Answer
a. $y'(0)=c=0$.
b. $y'(-L)=3aL^2-2bL=0$.
c. See explanations.
Work Step by Step
a. Given the equation $y=ax^3+bx^2+cx+d$ and $y(-L)=H, y(0)=0$, we have $y'=3ax^2+2bx+c$ and at $x=0$, we have $y'(0)=c$. We can further evaluate the parameters. $y(0)=0$ gives $d=0$. Because the airplane will glide horizontal when landing, we have $y'(0)=0$, which gives $c=0$.
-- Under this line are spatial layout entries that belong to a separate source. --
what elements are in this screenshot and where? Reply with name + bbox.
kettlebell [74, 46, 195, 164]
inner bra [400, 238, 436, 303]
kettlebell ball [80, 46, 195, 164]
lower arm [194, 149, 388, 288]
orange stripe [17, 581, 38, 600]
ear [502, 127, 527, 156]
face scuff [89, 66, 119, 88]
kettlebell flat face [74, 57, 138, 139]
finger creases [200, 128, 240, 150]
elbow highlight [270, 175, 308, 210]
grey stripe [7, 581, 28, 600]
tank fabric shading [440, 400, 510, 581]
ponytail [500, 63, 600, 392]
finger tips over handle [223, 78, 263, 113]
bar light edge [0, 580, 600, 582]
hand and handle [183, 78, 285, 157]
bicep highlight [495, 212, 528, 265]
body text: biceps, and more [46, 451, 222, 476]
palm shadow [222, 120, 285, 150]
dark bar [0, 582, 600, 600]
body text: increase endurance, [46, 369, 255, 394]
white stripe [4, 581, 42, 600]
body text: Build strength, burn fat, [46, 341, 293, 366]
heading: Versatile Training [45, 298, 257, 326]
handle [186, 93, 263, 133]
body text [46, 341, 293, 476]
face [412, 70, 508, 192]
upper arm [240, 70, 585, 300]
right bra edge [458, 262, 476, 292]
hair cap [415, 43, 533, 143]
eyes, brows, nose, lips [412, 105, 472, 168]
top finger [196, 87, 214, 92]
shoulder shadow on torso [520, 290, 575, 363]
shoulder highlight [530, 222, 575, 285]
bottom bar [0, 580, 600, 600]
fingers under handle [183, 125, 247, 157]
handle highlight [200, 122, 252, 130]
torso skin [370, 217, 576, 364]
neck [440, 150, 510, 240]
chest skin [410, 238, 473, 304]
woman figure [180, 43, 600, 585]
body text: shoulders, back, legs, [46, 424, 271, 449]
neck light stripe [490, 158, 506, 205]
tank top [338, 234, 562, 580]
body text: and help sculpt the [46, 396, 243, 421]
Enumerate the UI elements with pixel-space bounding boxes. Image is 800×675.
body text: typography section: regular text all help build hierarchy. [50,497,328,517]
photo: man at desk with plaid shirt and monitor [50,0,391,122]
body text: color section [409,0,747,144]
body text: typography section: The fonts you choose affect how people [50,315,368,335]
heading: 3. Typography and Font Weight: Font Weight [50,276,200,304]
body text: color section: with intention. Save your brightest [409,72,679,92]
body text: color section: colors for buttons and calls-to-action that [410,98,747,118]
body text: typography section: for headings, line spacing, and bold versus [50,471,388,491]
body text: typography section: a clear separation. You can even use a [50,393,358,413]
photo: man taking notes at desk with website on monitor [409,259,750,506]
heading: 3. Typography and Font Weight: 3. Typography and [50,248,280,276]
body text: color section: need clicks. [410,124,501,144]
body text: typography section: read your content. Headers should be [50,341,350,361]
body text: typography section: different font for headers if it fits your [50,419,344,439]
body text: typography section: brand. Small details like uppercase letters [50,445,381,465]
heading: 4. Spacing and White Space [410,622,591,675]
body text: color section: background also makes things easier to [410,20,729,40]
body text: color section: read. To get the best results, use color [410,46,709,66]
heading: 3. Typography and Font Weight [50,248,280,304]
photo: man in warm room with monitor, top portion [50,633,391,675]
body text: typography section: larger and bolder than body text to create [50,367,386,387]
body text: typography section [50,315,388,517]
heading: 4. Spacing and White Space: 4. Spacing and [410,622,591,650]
b. At $x=-L$, we have $y'(-L)=3a(-L)^2+2b(-L)=3aL^2-2bL$. Because we can assume the airplane travels horizontally before descent for landing, $y'(-L)=0$, which gives $3aL=2b$. As $y(-L)=H$, we have $a(-L)^3+b(-L)^2=H$ and $-aL^3+bL^2=H$ or $-2aL^3+3aL^3=2H$ which gives $a=\frac{2H}{L^3}$ and $b=\frac{3H}{L^2}$
c. Using the above results, we have $y=ax^3+bx^2+cx+d=(\frac{2H}{L^3})x^3+(\frac{3H}{L^2})x^2+(0)x+0=H[2(\frac{x}{L})^3+3(\frac{x}{L})^2]$